A butterfly flaps its wings and weeks later a tornado touches down halfway around the world.
Mathematician Edward Lorenz used the butterfly effect to explain chaos theory in the 1960s. Now, decades later, a team from RIT has developed a method to predict chaos using less data, fewer parameters, and a more user-friendly format.
Adam Giammarese ’21 BS/MS (applied mathematics), ’25 Ph.D. (mathematical modeling) and Kamal Rana ’23 Ph.D. (imaging science), along with Nishant Malik, associate professor in the School of Mathematics and Statistics, published a paper on this new approach in Nature Scientific Reports.
Chaos theory explains how an incredibly small change in initial conditions can lead to a dramatically large and unpredictable change in output.
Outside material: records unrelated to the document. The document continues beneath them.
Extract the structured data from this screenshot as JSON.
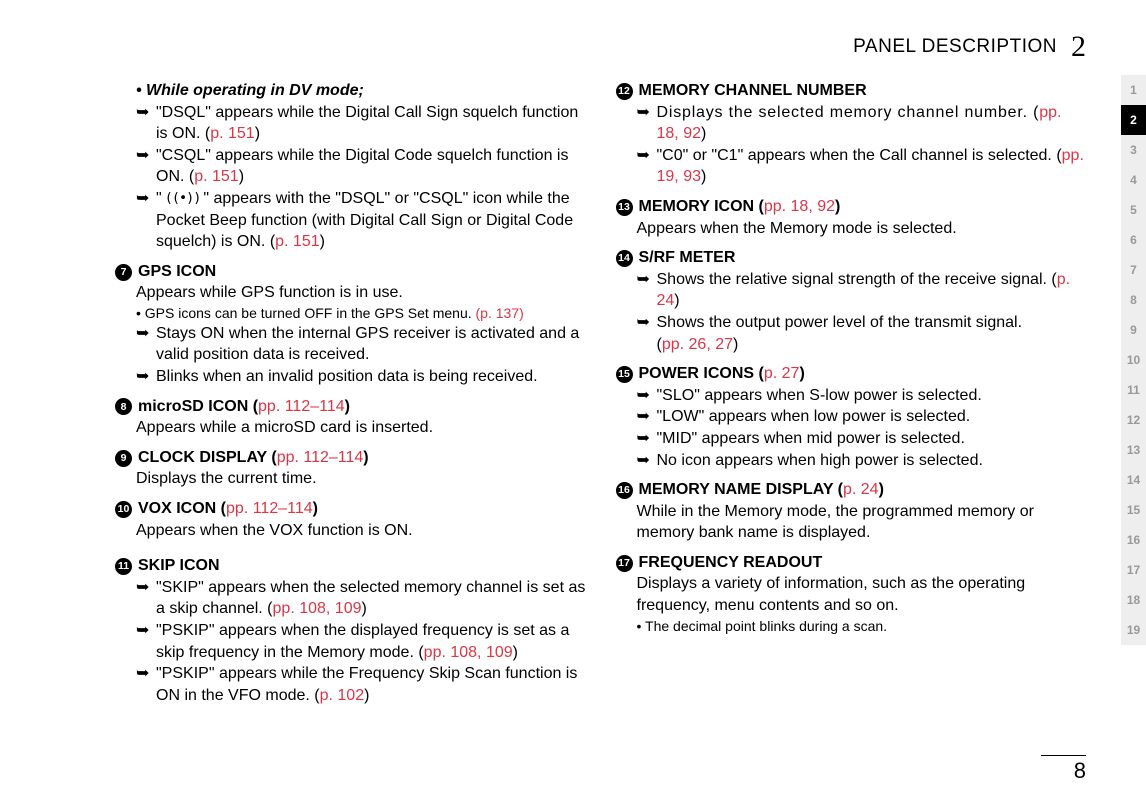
{
  "header": {
    "title": "PANEL DESCRIPTION",
    "chapter": "2"
  },
  "sideTab": {
    "items": [
      "1",
      "2",
      "3",
      "4",
      "5",
      "6",
      "7",
      "8",
      "9",
      "10",
      "11",
      "12",
      "13",
      "14",
      "15",
      "16",
      "17",
      "18",
      "19"
    ],
    "activeIndex": 1
  },
  "left": {
    "dvHeading": "• While operating in DV mode;",
    "dv1a": "\"DSQL\" appears while the Digital Call Sign squelch function is ON. (",
    "dv1ref": "p. 151",
    "dv1b": ")",
    "dv2a": "\"CSQL\" appears while the Digital Code squelch function is ON. (",
    "dv2ref": "p. 151",
    "dv2b": ")",
    "dv3a": "\"",
    "dv3icon": "((•))",
    "dv3b": "\" appears with the \"DSQL\" or \"CSQL\" icon while the Pocket Beep function (with Digital Call Sign or Digital Code squelch) is ON. (",
    "dv3ref": "p. 151",
    "dv3c": ")",
    "n7": "7",
    "h7": "GPS ICON",
    "h7l1": "Appears while GPS function is in use.",
    "h7note": "• GPS icons can be turned OFF in the GPS Set menu. ",
    "h7noteRef": "(p. 137)",
    "h7b1": "Stays ON when the internal GPS receiver is activated and a valid position data is received.",
    "h7b2": "Blinks when an invalid position data is being received.",
    "n8": "8",
    "h8a": "microSD ICON (",
    "h8ref": "pp. 112–114",
    "h8b": ")",
    "h8l1": "Appears while a microSD card is inserted.",
    "n9": "9",
    "h9a": "CLOCK DISPLAY (",
    "h9ref": "pp. 112–114",
    "h9b": ")",
    "h9l1": "Displays the current time.",
    "n10": "10",
    "h10a": "VOX ICON (",
    "h10ref": "pp. 112–114",
    "h10b": ")",
    "h10l1": "Appears when the VOX function is ON.",
    "n11": "11",
    "h11": "SKIP ICON",
    "h11b1a": "\"SKIP\" appears when the selected memory channel is set as a skip channel. (",
    "h11b1ref": "pp. 108, 109",
    "h11b1b": ")",
    "h11b2a": "\"PSKIP\" appears when the displayed frequency is set as a skip frequency in the Memory mode. (",
    "h11b2ref": "pp. 108, 109",
    "h11b2b": ")",
    "h11b3a": "\"PSKIP\" appears while the Frequency Skip Scan function is ON in the VFO mode. (",
    "h11b3ref": "p. 102",
    "h11b3b": ")"
  },
  "right": {
    "n12": "12",
    "h12": "MEMORY CHANNEL NUMBER",
    "h12b1a": "Displays the selected memory channel number. (",
    "h12b1ref": "pp. 18, 92",
    "h12b1b": ")",
    "h12b2a": "\"C0\" or \"C1\" appears when the Call channel is selected. (",
    "h12b2ref": "pp. 19, 93",
    "h12b2b": ")",
    "n13": "13",
    "h13a": "MEMORY ICON (",
    "h13ref": "pp. 18, 92",
    "h13b": ")",
    "h13l1": "Appears when the Memory mode is selected.",
    "n14": "14",
    "h14": "S/RF METER",
    "h14b1a": "Shows the relative signal strength of the receive signal. (",
    "h14b1ref": "p. 24",
    "h14b1b": ")",
    "h14b2a": "Shows the output power level of the transmit signal.",
    "h14b2refOpen": "(",
    "h14b2ref": "pp. 26, 27",
    "h14b2b": ")",
    "n15": "15",
    "h15a": "POWER ICONS (",
    "h15ref": "p. 27",
    "h15b": ")",
    "h15b1": "\"SLO\" appears when S-low power is selected.",
    "h15b2": "\"LOW\" appears when low power is selected.",
    "h15b3": "\"MID\" appears when mid power is selected.",
    "h15b4": "No icon appears when high power is selected.",
    "n16": "16",
    "h16a": "MEMORY NAME DISPLAY (",
    "h16ref": "p. 24",
    "h16b": ")",
    "h16l1": "While in the Memory mode, the programmed memory or memory bank name is displayed.",
    "n17": "17",
    "h17": "FREQUENCY READOUT",
    "h17l1": "Displays a variety of information, such as the operating frequency, menu contents and so on.",
    "h17note": "• The decimal point blinks during a scan."
  },
  "pageNum": "8",
  "arrow": "➥"
}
The prediction of chaos is important in climate science and weather prediction and has applications in health and finance.
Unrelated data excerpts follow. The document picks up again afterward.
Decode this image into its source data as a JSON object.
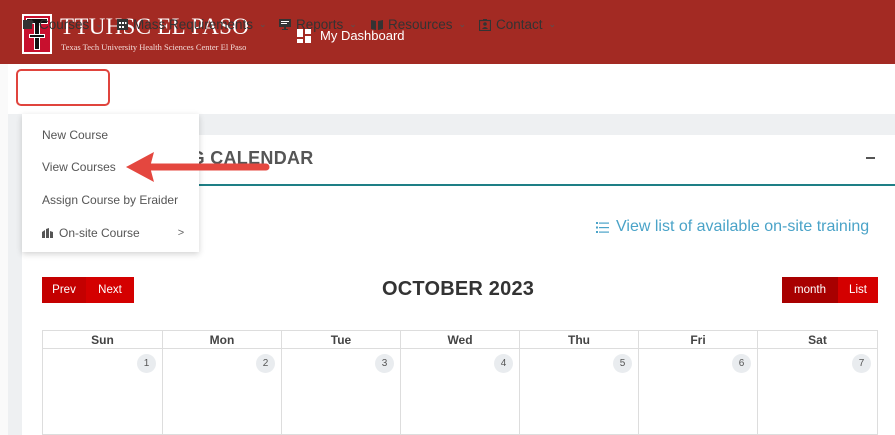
{
  "header": {
    "brand_title": "TTUHSC EL PASO",
    "brand_subtitle": "Texas Tech University Health Sciences Center El Paso",
    "dashboard_label": "My Dashboard"
  },
  "nav": {
    "items": [
      {
        "label": "Courses",
        "icon": "courses-icon"
      },
      {
        "label": "Mass Requirements",
        "icon": "calendar-grid-icon"
      },
      {
        "label": "Reports",
        "icon": "monitor-icon"
      },
      {
        "label": "Resources",
        "icon": "book-icon"
      },
      {
        "label": "Contact",
        "icon": "contact-card-icon"
      }
    ]
  },
  "dropdown": {
    "items": [
      {
        "label": "New Course"
      },
      {
        "label": "View Courses"
      },
      {
        "label": "Assign Course by Eraider"
      },
      {
        "label": "On-site Course",
        "icon": "building-icon",
        "submenu_indicator": ">"
      }
    ]
  },
  "card": {
    "title": "ING CALENDAR",
    "collapse_label": "–",
    "onsite_link": "View list of available on-site training"
  },
  "calendar": {
    "prev_label": "Prev",
    "next_label": "Next",
    "month_label": "OCTOBER 2023",
    "view_month_label": "month",
    "view_list_label": "List",
    "weekdays": [
      "Sun",
      "Mon",
      "Tue",
      "Wed",
      "Thu",
      "Fri",
      "Sat"
    ],
    "days": [
      "1",
      "2",
      "3",
      "4",
      "5",
      "6",
      "7"
    ]
  },
  "colors": {
    "header_red": "#a32a23",
    "button_red": "#cc0000",
    "accent_teal": "#1e7f86",
    "link_blue": "#4aa3c8",
    "highlight_red": "#e0443d"
  }
}
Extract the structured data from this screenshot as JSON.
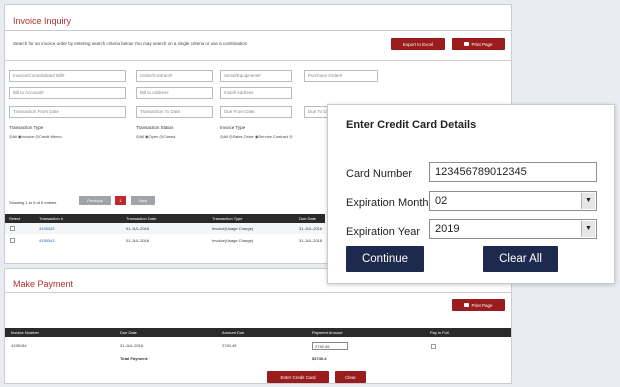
{
  "inquiry": {
    "title": "Invoice Inquiry",
    "description": "Search for an invoice order by entering search criteria below You may search on a single criteria or use a combination",
    "export_label": "Export to Excel",
    "print_label": "Print Page",
    "fields": [
      "Invoice/Consolidated Bill#",
      "Order/Contract#",
      "Serial/Equipment#",
      "Purchase Order#",
      "Bill to Account#",
      "Bill to Address",
      "Install Address",
      "Transaction From Date",
      "Transaction To Date",
      "Due From Date",
      "Due To Date"
    ],
    "filters": {
      "transaction_type_label": "Transaction Type",
      "transaction_type_options": "◎All ◉Invoice ◎Credit Memo",
      "transaction_status_label": "Transaction Status",
      "transaction_status_options": "◎All ◉Open ◎Closed",
      "invoice_type_label": "Invoice Type",
      "invoice_type_options": "◎All ◎Sales Order ◉Service Contract ◎"
    },
    "showing": "Showing 1 to 6 of 6 entries",
    "pagination": {
      "previous": "Previous",
      "page": "1",
      "next": "Next"
    },
    "columns": [
      "Select",
      "Transaction #",
      "Transaction Date",
      "Transaction Type",
      "Due Date"
    ],
    "rows": [
      {
        "transaction": "4195342",
        "date": "01-JUL-2016",
        "type": "Invoice(Usage Charge)",
        "due": "31-JUL-2016"
      },
      {
        "transaction": "4195343",
        "date": "01-JUL-2016",
        "type": "Invoice(Usage Charge)",
        "due": "31-JUL-2016"
      }
    ]
  },
  "payment": {
    "title": "Make Payment",
    "print_label": "Print Page",
    "columns": [
      "Invoice Number",
      "Due Date",
      "Amount Due",
      "Payment Amount",
      "Pay in Full"
    ],
    "row": {
      "invoice": "4195154",
      "due": "31-JUL-2016",
      "amount_due": "2740.45",
      "payment_amount": "2740.45"
    },
    "total_label": "Total Payment:",
    "total_value": "$2740.4",
    "enter_card_label": "Enter Credit Card",
    "clear_label": "Clear"
  },
  "card_modal": {
    "title": "Enter Credit Card Details",
    "card_number_label": "Card Number",
    "card_number_value": "123456789012345",
    "exp_month_label": "Expiration Month",
    "exp_month_value": "02",
    "exp_year_label": "Expiration Year",
    "exp_year_value": "2019",
    "continue_label": "Continue",
    "clear_all_label": "Clear All"
  },
  "colors": {
    "brand_red": "#9b1c1c",
    "title_red": "#b0312f",
    "modal_button": "#1d2a4d",
    "table_header": "#2a2a2a"
  }
}
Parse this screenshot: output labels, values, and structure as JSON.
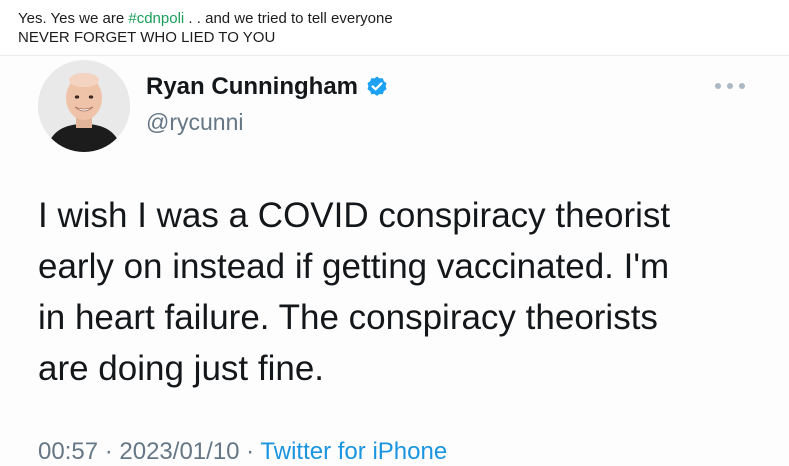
{
  "caption": {
    "line1_prefix": "Yes. Yes we are ",
    "hashtag": "#cdnpoli",
    "line1_suffix": " . . and we tried to tell everyone",
    "line2": "NEVER FORGET WHO LIED TO YOU"
  },
  "tweet": {
    "display_name": "Ryan Cunningham",
    "handle": "@rycunni",
    "verified_icon": "verified-badge-icon",
    "more_icon": "more-options-icon",
    "avatar_icon": "user-avatar",
    "text": "I wish I was a COVID conspiracy theorist\nearly on instead if getting vaccinated.  I'm\nin heart failure.  The conspiracy theorists\nare doing just fine.",
    "time": "00:57",
    "separator": " · ",
    "date": "2023/01/10",
    "source": "Twitter for iPhone"
  },
  "colors": {
    "hashtag": "#1a9e5a",
    "verified": "#1da1f2",
    "link": "#1b95e0",
    "muted": "#657786"
  }
}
“Forecasting chaos is an impossible problem,” said Giammarese. “But if you can develop something that’s easy to use and can still forecast to a certain level to try to match other results out there, then that would be incredibly valuable. That’s what our paper was focused on.”
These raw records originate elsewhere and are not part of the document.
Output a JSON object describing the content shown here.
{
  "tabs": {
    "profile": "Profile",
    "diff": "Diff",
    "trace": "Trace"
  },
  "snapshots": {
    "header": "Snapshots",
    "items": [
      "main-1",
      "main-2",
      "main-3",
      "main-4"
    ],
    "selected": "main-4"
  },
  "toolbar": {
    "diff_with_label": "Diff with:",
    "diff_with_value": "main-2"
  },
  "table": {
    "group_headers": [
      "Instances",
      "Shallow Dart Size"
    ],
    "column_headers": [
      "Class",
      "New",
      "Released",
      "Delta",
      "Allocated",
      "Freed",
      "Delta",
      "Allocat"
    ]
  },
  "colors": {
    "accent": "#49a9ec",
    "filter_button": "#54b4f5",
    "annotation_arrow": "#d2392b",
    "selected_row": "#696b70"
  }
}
In 2019 when Giammarese and Rana were in Malik’s class on dynamical systems, a neural network-based algorithm for predicting chaos was being widely discussed in the field. Rana worked with decision trees, simple machine learning algorithms, in his Ph.D. research, which spawned the idea to apply tree-based learning to chaos prediction. As Rana moved on to another problem, Giammarese stepped in to take over the project.
While neural networks are more sophisticated, decision trees are classic machine learning baseline algorithms with fewer parameters.
“Anyone, whether they have expertise in chaos theory or whether they have expertise in machine learning, can use this really simple, straightforward algorithm,” explained Malik. “Neural-network-based methods are powerful and offer many advantages, but they’re often hard to interpret. Classical methods like decision trees are easier to understand, more transparent, and simpler to use.”
More complex computations need a lot of data and need to run many times, putting more strain on machine learning data centers. Decision trees require less data since they are simpler. Since data sets of weather and climate are relatively small, classical algorithms work well for these applications.
“The whole ethos of this research project is to make this as user friendly as possible,” said Giammarese. “I think we were trying to hit the research gap of bridging a classical method and a really difficult problem where we can use simple algorithms to solve really complex problems.”
In addition to Giammarese, Rana, and Malik, the late Erik Bollt, W. Jon Harrington Professor of Mathematics at Clarkson University, was a co-author.